What One Man Does to Improve Air Quality
Photo via Flickr by N1NJ4
Though Mayor Bloomberg is signing bills to eliminate vehicle idling, New York City's traffic code, Section 4-08, Subsection P, already prohibits vehicles from idling for more than three minutes. So, a new ruling isn't required. As is, the current law could bring steep fines up to several hundred dollars for keeping an engine running. Not many know about it. And apparently it's not often (if ever) enforced, except by an unassuming civilian, who cares about air quality and patrols the streets knocking on parked car, truck, van, and bus doors to let drivers know that idling is illegal. Not a welcome notification, the response is often hostile.Called the Verdant Vigilante by his friends, George Pakenham's personal anti-idling crusade was recently profiled by Ben McGrath in The New Yorker in a story called "Engine Trouble." During breaks while working with international mortgages on Wall Street, he strolls the streets to warn drivers about the idling law, which 71% claim they don't know about. Many don't seem to share Pakenham's concern. "They'll rev the engine just to annoy me," he says about his chronicled adventures.
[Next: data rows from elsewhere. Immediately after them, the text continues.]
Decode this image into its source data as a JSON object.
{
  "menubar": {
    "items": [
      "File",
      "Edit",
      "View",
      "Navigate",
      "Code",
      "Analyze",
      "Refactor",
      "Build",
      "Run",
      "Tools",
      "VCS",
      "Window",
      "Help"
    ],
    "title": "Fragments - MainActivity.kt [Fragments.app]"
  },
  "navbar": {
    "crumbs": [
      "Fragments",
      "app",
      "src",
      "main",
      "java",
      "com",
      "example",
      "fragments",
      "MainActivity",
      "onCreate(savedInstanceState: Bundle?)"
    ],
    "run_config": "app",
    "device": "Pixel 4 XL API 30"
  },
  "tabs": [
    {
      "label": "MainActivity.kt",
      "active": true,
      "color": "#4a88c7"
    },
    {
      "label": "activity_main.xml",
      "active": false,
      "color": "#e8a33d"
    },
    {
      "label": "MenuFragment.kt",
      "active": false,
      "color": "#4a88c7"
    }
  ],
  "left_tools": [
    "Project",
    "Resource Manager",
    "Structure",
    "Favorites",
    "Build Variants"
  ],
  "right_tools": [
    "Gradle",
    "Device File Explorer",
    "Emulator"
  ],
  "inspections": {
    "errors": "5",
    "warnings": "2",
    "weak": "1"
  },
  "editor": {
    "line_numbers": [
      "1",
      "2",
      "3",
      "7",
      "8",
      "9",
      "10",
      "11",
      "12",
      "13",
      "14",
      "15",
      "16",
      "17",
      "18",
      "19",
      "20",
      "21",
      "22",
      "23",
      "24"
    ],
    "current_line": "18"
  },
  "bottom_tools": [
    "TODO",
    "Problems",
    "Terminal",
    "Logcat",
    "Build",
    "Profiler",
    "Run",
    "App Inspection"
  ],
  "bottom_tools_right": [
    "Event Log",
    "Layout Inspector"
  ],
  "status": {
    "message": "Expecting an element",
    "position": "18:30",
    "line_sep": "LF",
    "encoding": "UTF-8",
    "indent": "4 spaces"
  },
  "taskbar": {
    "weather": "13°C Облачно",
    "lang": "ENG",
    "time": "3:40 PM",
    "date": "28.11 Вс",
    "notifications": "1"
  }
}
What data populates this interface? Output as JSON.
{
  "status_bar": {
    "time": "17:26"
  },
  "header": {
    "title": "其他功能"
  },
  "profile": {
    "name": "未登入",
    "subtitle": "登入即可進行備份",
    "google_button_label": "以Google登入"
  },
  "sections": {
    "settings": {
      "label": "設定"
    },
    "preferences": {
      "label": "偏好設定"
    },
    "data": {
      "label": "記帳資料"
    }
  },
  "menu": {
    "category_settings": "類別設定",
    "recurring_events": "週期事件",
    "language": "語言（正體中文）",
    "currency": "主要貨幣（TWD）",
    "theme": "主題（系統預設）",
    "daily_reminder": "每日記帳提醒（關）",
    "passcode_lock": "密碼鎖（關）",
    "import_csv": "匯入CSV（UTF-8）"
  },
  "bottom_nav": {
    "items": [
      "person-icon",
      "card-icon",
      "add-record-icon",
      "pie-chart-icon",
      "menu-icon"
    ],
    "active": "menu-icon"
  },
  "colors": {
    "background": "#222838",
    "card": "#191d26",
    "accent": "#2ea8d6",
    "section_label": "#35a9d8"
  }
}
Pakenham is far from idle himself. If he'd actually been able to write tickets, the equivalent of $158,620 would be in Manhattan coffers. Wonder how much CO2 he's eliminated from the air with those who do comply with his warning? According to his log, Con Edison is the most common corporate offender. The eco-Samaritan notes statistics about offenders and reactions to these confrontations, like "Then don't breathe" or "go green." One repeat idler now drives a hybrid. (Is this individual's effort to reduce greenhouse gasses making a difference?) Soon, Pakenham believes, "it'll be like secondhand smoke."
Also in the same issue of The New Yorker, another story, "Green Collars," by David Owen featured a meeting of Locals 40 and 361 of the Ironworkers' Union screening a documentary, "The Greening of Southie," by Ian Cheney, about an eco-friendly apartment building. After the film, the welders asked the director some savvy questions about the sustainability of the project, such as inquiring about the environmental impact of concrete vs. steel and imports of bamboo vs. local materials.
Seems these new union members will pass the test. The director of training said, "The future is going to be a lot different than it is now."